Par exemple, la «China North Industries Group Corp » a signé un accord-cadre avec Saudi Aramco pour gérer une raffinerie et un complexe pétrochimique dans le nord-est de la Chine, ce qui constitue l’un des accords très médiatisés signés lors du Forum Chinois de la Ceinture et de la Route en 2017. Le Royaume d’Arabie Saoudite, une plaque tournante centrale reliant l’Asie, l’Afrique et l’Europe, constitue un élément important de « l’Initiative la Ceinture et la Route » chinoise.

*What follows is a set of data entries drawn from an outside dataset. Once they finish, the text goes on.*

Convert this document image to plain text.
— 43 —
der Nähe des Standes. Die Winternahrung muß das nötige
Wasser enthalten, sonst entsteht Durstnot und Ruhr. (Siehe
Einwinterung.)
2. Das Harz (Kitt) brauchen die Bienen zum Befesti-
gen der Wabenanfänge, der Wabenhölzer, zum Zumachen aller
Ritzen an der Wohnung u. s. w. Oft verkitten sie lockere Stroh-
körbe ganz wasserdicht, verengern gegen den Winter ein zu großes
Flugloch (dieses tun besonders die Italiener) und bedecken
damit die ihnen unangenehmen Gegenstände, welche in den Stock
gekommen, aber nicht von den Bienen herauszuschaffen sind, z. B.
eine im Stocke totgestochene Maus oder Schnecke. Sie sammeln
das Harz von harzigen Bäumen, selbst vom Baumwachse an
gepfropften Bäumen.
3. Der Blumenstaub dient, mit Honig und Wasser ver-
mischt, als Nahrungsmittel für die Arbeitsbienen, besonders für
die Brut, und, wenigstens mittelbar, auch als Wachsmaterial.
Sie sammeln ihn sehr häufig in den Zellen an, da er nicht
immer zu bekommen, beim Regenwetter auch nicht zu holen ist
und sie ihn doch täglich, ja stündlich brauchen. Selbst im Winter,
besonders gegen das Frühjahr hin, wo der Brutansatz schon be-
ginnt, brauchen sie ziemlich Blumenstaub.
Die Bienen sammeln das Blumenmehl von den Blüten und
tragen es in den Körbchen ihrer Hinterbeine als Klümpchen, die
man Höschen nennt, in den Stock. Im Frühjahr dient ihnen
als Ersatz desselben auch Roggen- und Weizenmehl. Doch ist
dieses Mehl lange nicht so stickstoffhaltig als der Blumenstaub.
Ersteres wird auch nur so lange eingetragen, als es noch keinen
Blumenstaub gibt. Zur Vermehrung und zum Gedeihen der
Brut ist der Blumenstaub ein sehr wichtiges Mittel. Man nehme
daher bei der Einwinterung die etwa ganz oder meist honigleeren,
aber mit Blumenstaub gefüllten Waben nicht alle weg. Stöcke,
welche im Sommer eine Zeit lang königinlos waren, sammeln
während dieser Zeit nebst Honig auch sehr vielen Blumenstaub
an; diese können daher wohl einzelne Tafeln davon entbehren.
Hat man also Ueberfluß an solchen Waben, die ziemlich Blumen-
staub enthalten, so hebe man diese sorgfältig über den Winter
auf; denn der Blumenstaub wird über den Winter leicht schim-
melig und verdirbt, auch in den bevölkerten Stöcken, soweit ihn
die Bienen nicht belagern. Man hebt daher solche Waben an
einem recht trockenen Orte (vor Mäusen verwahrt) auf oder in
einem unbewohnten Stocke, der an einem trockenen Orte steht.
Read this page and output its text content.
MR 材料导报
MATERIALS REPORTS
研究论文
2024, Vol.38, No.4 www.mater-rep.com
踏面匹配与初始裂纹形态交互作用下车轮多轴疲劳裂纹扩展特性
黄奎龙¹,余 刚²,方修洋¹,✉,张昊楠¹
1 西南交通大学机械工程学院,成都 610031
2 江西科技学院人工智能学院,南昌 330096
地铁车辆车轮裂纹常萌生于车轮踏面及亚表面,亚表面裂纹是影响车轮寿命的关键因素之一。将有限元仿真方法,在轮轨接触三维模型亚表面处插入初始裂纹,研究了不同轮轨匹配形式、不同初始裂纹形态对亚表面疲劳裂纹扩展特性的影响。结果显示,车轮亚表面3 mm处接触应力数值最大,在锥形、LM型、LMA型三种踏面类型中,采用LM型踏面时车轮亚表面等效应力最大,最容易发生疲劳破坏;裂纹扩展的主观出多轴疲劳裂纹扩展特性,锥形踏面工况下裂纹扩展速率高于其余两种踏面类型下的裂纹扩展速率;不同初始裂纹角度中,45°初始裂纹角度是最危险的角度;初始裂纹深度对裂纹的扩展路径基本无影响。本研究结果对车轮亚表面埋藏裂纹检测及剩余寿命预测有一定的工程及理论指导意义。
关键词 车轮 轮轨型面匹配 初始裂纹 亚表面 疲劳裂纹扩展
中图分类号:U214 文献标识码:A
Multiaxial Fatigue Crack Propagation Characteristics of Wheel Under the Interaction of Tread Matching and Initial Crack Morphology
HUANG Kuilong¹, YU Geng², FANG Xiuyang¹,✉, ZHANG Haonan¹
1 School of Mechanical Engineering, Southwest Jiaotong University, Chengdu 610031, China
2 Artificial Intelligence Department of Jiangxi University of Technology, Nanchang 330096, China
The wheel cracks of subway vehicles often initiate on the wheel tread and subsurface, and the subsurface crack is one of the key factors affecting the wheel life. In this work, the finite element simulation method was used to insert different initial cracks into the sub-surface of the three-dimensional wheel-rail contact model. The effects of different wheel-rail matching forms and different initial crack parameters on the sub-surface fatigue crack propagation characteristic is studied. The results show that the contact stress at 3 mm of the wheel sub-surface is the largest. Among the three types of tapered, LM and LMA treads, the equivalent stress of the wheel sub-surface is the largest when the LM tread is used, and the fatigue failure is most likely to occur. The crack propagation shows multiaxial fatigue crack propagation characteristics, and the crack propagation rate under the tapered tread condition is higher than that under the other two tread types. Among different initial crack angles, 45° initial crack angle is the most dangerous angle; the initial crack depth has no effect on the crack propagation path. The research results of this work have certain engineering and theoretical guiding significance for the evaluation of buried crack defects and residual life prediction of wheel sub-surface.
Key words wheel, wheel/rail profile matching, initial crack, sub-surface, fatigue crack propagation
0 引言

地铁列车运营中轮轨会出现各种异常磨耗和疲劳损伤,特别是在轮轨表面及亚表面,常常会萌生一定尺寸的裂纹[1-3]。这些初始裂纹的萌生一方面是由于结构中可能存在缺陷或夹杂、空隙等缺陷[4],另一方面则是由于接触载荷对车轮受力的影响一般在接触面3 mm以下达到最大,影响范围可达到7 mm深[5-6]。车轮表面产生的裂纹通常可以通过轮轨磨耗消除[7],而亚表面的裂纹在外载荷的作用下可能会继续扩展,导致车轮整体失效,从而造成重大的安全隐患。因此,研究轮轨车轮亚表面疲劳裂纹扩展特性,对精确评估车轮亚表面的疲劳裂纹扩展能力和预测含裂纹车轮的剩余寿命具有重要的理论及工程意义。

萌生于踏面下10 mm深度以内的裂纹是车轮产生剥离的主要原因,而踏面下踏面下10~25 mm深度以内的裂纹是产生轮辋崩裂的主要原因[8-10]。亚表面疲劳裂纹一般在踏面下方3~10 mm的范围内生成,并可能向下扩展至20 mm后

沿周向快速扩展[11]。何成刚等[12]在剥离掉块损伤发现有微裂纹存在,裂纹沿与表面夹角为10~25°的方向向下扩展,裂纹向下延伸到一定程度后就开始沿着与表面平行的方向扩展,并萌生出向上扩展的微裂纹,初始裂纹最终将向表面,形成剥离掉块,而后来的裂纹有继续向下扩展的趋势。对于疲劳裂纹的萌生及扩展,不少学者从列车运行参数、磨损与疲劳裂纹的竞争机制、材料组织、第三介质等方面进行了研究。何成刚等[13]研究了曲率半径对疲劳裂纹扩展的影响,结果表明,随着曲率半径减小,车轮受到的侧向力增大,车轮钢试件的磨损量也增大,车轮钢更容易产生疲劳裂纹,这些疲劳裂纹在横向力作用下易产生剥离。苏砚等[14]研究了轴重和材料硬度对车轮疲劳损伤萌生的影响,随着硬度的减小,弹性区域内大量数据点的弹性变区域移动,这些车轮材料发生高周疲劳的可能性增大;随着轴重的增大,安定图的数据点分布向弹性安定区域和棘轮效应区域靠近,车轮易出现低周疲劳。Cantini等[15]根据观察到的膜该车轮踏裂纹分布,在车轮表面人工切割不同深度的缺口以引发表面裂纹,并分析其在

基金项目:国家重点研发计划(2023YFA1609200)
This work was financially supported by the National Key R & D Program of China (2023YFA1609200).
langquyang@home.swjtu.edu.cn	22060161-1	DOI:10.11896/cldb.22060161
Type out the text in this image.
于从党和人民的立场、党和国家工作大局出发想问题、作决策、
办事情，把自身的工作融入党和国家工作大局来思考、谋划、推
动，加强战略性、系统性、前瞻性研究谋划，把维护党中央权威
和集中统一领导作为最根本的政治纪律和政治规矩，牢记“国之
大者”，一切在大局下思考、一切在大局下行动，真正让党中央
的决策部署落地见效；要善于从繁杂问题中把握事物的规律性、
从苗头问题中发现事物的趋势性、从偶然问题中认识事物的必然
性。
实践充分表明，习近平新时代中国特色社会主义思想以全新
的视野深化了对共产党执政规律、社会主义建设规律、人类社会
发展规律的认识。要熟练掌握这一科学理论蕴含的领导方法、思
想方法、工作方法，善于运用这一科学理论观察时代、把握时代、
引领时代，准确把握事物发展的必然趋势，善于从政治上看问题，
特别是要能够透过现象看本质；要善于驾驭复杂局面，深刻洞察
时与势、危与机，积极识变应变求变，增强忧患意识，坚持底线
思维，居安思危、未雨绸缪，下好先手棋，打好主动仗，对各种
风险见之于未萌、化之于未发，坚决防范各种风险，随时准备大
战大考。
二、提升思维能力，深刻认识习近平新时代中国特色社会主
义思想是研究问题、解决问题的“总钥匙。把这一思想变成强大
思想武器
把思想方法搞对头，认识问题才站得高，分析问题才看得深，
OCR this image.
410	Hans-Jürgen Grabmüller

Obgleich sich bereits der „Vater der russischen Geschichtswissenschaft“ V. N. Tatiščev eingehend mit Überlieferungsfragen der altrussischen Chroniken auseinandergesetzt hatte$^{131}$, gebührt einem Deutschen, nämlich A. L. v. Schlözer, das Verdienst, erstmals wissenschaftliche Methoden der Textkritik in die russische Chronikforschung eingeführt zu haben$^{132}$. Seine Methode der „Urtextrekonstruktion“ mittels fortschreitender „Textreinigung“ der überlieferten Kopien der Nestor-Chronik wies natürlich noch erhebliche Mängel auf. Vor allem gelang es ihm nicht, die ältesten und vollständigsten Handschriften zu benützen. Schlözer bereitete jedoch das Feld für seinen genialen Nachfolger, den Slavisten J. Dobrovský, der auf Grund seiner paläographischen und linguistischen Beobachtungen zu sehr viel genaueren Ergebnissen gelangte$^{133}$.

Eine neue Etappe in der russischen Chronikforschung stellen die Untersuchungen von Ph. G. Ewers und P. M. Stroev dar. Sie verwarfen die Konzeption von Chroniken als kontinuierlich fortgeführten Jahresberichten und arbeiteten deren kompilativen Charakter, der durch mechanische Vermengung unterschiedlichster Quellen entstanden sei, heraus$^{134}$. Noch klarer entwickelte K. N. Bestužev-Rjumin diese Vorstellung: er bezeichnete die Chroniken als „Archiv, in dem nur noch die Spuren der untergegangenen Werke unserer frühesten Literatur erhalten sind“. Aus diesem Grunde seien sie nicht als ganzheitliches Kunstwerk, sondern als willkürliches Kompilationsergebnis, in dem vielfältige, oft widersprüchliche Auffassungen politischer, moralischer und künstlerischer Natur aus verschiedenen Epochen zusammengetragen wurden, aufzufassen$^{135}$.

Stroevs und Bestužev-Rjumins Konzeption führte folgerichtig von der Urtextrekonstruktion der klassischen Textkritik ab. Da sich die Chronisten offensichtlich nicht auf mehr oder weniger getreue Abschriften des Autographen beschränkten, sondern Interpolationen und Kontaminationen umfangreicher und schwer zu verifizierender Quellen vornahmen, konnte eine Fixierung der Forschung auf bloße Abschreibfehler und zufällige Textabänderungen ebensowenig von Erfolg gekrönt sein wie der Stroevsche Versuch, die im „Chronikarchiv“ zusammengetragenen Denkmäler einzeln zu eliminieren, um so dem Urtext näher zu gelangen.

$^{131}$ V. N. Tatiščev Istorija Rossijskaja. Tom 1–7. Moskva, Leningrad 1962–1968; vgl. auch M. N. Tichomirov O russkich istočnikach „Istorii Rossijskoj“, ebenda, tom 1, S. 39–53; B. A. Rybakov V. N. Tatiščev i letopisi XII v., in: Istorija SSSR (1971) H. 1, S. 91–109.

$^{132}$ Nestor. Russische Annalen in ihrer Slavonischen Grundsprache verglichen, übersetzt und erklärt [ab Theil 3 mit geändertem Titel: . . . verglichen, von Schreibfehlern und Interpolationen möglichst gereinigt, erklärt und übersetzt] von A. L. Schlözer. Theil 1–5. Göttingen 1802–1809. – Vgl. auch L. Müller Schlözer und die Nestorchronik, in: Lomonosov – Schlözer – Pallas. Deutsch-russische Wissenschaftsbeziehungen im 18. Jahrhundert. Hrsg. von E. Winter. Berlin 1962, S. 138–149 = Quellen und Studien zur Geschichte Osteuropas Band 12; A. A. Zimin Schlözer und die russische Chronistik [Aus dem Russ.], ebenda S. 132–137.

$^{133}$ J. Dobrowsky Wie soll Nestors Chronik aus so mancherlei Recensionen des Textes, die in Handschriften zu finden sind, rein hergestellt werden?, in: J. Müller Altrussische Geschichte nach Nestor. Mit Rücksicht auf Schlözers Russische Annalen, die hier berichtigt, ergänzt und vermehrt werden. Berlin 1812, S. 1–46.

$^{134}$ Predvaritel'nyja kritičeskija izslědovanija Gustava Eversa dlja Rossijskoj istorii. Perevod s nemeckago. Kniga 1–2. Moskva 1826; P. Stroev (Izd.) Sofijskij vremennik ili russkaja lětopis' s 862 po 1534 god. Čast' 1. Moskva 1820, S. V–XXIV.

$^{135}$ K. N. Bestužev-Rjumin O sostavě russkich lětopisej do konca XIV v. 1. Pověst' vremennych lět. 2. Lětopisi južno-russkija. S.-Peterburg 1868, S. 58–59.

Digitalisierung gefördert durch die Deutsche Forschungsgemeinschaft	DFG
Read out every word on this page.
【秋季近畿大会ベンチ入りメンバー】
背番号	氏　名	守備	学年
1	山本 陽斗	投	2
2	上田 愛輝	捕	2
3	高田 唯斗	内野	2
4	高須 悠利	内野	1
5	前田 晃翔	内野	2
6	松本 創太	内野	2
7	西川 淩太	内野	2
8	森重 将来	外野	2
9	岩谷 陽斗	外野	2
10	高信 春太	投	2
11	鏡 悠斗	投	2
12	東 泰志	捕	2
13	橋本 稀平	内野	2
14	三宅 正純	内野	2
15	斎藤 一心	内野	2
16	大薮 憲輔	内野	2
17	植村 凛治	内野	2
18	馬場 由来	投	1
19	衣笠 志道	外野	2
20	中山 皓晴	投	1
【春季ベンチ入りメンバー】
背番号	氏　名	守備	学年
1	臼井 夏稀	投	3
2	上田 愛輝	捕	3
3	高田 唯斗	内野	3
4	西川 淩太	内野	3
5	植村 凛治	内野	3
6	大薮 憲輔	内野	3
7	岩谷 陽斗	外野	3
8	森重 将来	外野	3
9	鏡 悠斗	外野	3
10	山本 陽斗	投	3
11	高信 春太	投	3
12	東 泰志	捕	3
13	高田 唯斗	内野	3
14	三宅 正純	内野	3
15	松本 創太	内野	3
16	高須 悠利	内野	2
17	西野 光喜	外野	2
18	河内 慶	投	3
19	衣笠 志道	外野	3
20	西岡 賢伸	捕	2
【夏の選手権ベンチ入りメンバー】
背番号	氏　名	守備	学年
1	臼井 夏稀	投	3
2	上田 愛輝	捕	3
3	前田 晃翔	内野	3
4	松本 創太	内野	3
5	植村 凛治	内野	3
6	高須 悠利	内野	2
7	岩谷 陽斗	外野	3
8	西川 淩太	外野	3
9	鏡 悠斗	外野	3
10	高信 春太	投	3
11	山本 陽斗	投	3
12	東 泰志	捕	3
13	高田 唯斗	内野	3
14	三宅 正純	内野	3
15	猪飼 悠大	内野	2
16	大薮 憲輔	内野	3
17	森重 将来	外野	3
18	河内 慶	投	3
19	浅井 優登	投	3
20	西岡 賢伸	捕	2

Par ailleurs, l’Arabie Saoudite est l’un des premiers pays à avoir répondu positivement à «l’Initiative la Ceinture et la Route» qui rapproche beaucoup la Chine de l’Arabie Saoudite. «L’Initiative la Ceinture et la Route» offre de grandes opportunités potentielles à l’Arabie Saoudite, en tant que pilier de la dite Initiative au Moyen-Orient; en termes de construction d’infrastructures, de coopération énergétique, de technologie et de finance, d’échange culturel, de sécurité et de défense pour le Royaume Wahhabite (Khaled Mohammed Alqahtan, 2020).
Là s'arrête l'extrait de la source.